Nu de verzekeringsarts C. Hutchison in haar rapport van 28 december 2017 heeft geconcludeerd dat het knieletsel van appellant niet uitsluitend en alleen het gevolg is van het ongeval in 2011 en bovendien niet wezenlijk anders is geworden dan het door het ongeval in 2008 al ontstane knieletsel, appellant geen medische stukken heeft ingebracht waaruit het tegendeel blijkt en er ook anderszins geen aanleiding is om niet uit te gaan van de juistheid van de conclusie van de verzekeringsarts, is bij appellant geen sprake van toegenomen invaliditeit. De korpschef hoefde daarom niet over te gaan tot de vaststelling van een uitkeringspercentage als bedoeld in artikel 3 en 5 van de Regeling. Voor een andere toepassing biedt de Regeling, hoe spijtig ook voor appellant, geen ruimte.
4.5.
Uit 4.2 tot en met 4.4 volgt dat het hoger beroep niet slaagt en dat de aangevallen uitspraak moet worden bevestigd.
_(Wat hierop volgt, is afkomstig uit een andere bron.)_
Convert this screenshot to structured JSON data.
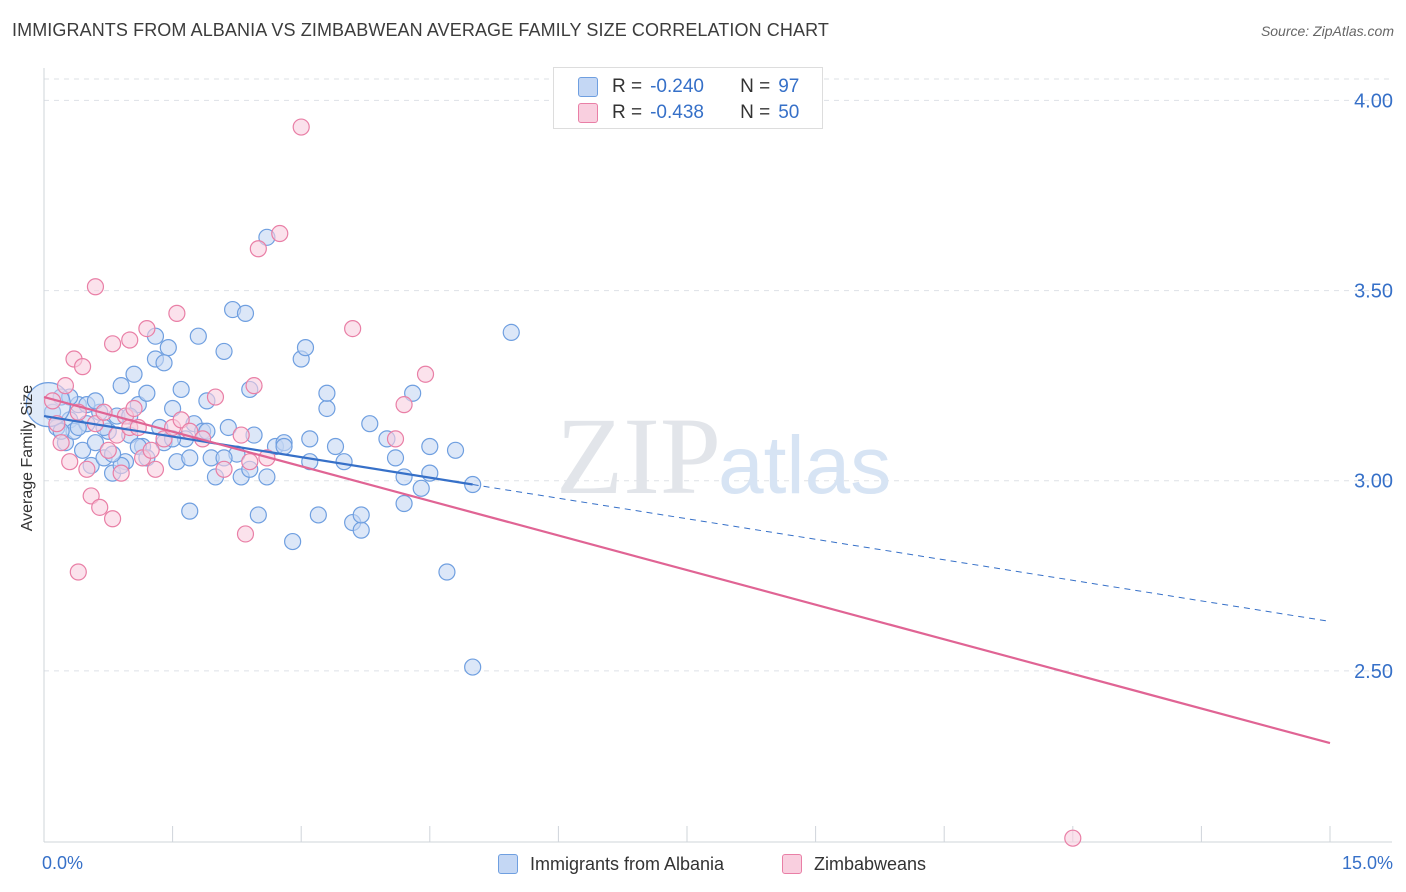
{
  "title": "IMMIGRANTS FROM ALBANIA VS ZIMBABWEAN AVERAGE FAMILY SIZE CORRELATION CHART",
  "source": "Source: ZipAtlas.com",
  "watermark": {
    "zip": "ZIP",
    "atlas": "atlas"
  },
  "stats": {
    "r_label": "R =",
    "n_label": "N =",
    "series": [
      {
        "r": "-0.240",
        "n": "97",
        "color": "#6f9fe0",
        "fill": "#c4d7f4"
      },
      {
        "r": "-0.438",
        "n": "50",
        "color": "#e97fa6",
        "fill": "#f9cfdf"
      }
    ]
  },
  "legend": [
    {
      "label": "Immigrants from Albania"
    },
    {
      "label": "Zimbabweans"
    }
  ],
  "chart_data": {
    "type": "scatter",
    "title": "IMMIGRANTS FROM ALBANIA VS ZIMBABWEAN AVERAGE FAMILY SIZE CORRELATION CHART",
    "xlabel": "",
    "ylabel": "Average Family Size",
    "xlim": [
      0,
      15
    ],
    "ylim": [
      2.05,
      4.08
    ],
    "x_tick_labels": [
      "0.0%",
      "15.0%"
    ],
    "y_ticks": [
      2.5,
      3.0,
      3.5,
      4.0
    ],
    "y_tick_labels": [
      "2.50",
      "3.00",
      "3.50",
      "4.00"
    ],
    "grid": true,
    "series": [
      {
        "name": "Immigrants from Albania",
        "color": "#6f9fe0",
        "fill": "#c4d7f4",
        "line_color": "#3670c8",
        "trend": {
          "x": [
            0.0,
            5.0
          ],
          "y": [
            3.17,
            2.99
          ]
        },
        "trend_dashed": {
          "x": [
            5.0,
            15.0
          ],
          "y": [
            2.99,
            2.63
          ]
        },
        "points": [
          [
            0.1,
            3.18
          ],
          [
            0.15,
            3.14
          ],
          [
            0.2,
            3.22
          ],
          [
            0.25,
            3.1
          ],
          [
            0.3,
            3.16
          ],
          [
            0.35,
            3.13
          ],
          [
            0.4,
            3.2
          ],
          [
            0.45,
            3.08
          ],
          [
            0.5,
            3.15
          ],
          [
            0.55,
            3.04
          ],
          [
            0.6,
            3.1
          ],
          [
            0.65,
            3.18
          ],
          [
            0.7,
            3.06
          ],
          [
            0.75,
            3.13
          ],
          [
            0.8,
            3.02
          ],
          [
            0.85,
            3.17
          ],
          [
            0.9,
            3.25
          ],
          [
            0.95,
            3.05
          ],
          [
            1.0,
            3.12
          ],
          [
            1.05,
            3.28
          ],
          [
            1.1,
            3.2
          ],
          [
            1.15,
            3.09
          ],
          [
            1.2,
            3.23
          ],
          [
            1.3,
            3.38
          ],
          [
            1.35,
            3.14
          ],
          [
            1.4,
            3.1
          ],
          [
            1.45,
            3.35
          ],
          [
            1.5,
            3.19
          ],
          [
            1.55,
            3.05
          ],
          [
            1.6,
            3.24
          ],
          [
            1.65,
            3.11
          ],
          [
            1.7,
            3.06
          ],
          [
            1.75,
            3.15
          ],
          [
            1.8,
            3.38
          ],
          [
            1.85,
            3.13
          ],
          [
            1.9,
            3.21
          ],
          [
            1.95,
            3.06
          ],
          [
            2.0,
            3.01
          ],
          [
            2.1,
            3.34
          ],
          [
            2.15,
            3.14
          ],
          [
            2.2,
            3.45
          ],
          [
            2.25,
            3.07
          ],
          [
            2.3,
            3.01
          ],
          [
            2.35,
            3.44
          ],
          [
            2.4,
            3.24
          ],
          [
            2.45,
            3.12
          ],
          [
            2.5,
            2.91
          ],
          [
            2.6,
            3.64
          ],
          [
            2.7,
            3.09
          ],
          [
            2.8,
            3.1
          ],
          [
            2.9,
            2.84
          ],
          [
            3.0,
            3.32
          ],
          [
            3.05,
            3.35
          ],
          [
            3.1,
            3.11
          ],
          [
            3.2,
            2.91
          ],
          [
            3.3,
            3.19
          ],
          [
            3.4,
            3.09
          ],
          [
            3.5,
            3.05
          ],
          [
            3.6,
            2.89
          ],
          [
            3.7,
            2.87
          ],
          [
            3.8,
            3.15
          ],
          [
            4.0,
            3.11
          ],
          [
            4.1,
            3.06
          ],
          [
            4.2,
            2.94
          ],
          [
            4.3,
            3.23
          ],
          [
            4.4,
            2.98
          ],
          [
            4.5,
            3.02
          ],
          [
            4.7,
            2.76
          ],
          [
            4.8,
            3.08
          ],
          [
            5.0,
            2.99
          ],
          [
            0.3,
            3.22
          ],
          [
            0.5,
            3.2
          ],
          [
            0.7,
            3.14
          ],
          [
            0.9,
            3.04
          ],
          [
            1.1,
            3.09
          ],
          [
            1.3,
            3.32
          ],
          [
            1.5,
            3.11
          ],
          [
            1.7,
            2.92
          ],
          [
            1.9,
            3.13
          ],
          [
            2.1,
            3.06
          ],
          [
            2.4,
            3.03
          ],
          [
            2.6,
            3.01
          ],
          [
            2.8,
            3.09
          ],
          [
            3.1,
            3.05
          ],
          [
            3.3,
            3.23
          ],
          [
            3.7,
            2.91
          ],
          [
            4.2,
            3.01
          ],
          [
            4.5,
            3.09
          ],
          [
            5.0,
            2.51
          ],
          [
            5.45,
            3.39
          ],
          [
            0.2,
            3.13
          ],
          [
            0.4,
            3.14
          ],
          [
            0.6,
            3.21
          ],
          [
            0.8,
            3.07
          ],
          [
            1.0,
            3.17
          ],
          [
            1.2,
            3.06
          ],
          [
            1.4,
            3.31
          ]
        ]
      },
      {
        "name": "Zimbabweans",
        "color": "#e97fa6",
        "fill": "#f9cfdf",
        "line_color": "#e06494",
        "trend": {
          "x": [
            0.0,
            15.0
          ],
          "y": [
            3.22,
            2.31
          ]
        },
        "points": [
          [
            0.1,
            3.21
          ],
          [
            0.15,
            3.15
          ],
          [
            0.2,
            3.1
          ],
          [
            0.25,
            3.25
          ],
          [
            0.3,
            3.05
          ],
          [
            0.35,
            3.32
          ],
          [
            0.4,
            3.18
          ],
          [
            0.45,
            3.3
          ],
          [
            0.5,
            3.03
          ],
          [
            0.55,
            2.96
          ],
          [
            0.6,
            3.15
          ],
          [
            0.65,
            2.93
          ],
          [
            0.7,
            3.18
          ],
          [
            0.75,
            3.08
          ],
          [
            0.8,
            2.9
          ],
          [
            0.85,
            3.12
          ],
          [
            0.9,
            3.02
          ],
          [
            0.95,
            3.17
          ],
          [
            1.0,
            3.14
          ],
          [
            1.05,
            3.19
          ],
          [
            1.1,
            3.14
          ],
          [
            1.15,
            3.06
          ],
          [
            1.2,
            3.4
          ],
          [
            1.25,
            3.08
          ],
          [
            1.3,
            3.03
          ],
          [
            1.4,
            3.11
          ],
          [
            1.5,
            3.14
          ],
          [
            1.55,
            3.44
          ],
          [
            1.6,
            3.16
          ],
          [
            1.7,
            3.13
          ],
          [
            1.85,
            3.11
          ],
          [
            2.0,
            3.22
          ],
          [
            2.1,
            3.03
          ],
          [
            2.3,
            3.12
          ],
          [
            2.35,
            2.86
          ],
          [
            2.4,
            3.05
          ],
          [
            2.45,
            3.25
          ],
          [
            2.5,
            3.61
          ],
          [
            2.6,
            3.06
          ],
          [
            2.75,
            3.65
          ],
          [
            3.0,
            3.93
          ],
          [
            3.6,
            3.4
          ],
          [
            4.1,
            3.11
          ],
          [
            4.2,
            3.2
          ],
          [
            4.45,
            3.28
          ],
          [
            0.4,
            2.76
          ],
          [
            0.6,
            3.51
          ],
          [
            0.8,
            3.36
          ],
          [
            1.0,
            3.37
          ],
          [
            12.0,
            2.06
          ]
        ]
      }
    ]
  }
}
5. Voor een proceskostenveroordeling bestaat geen aanleiding.

BESLISSING

De Centrale Raad van Beroep bevestigt de aangevallen uitspraak.
Deze uitspraak is gedaan door C.H. Bangma, in tegenwoordigheid van D. Bakker als griffier. De beslissing is uitgesproken in het openbaar op 16 april 2020.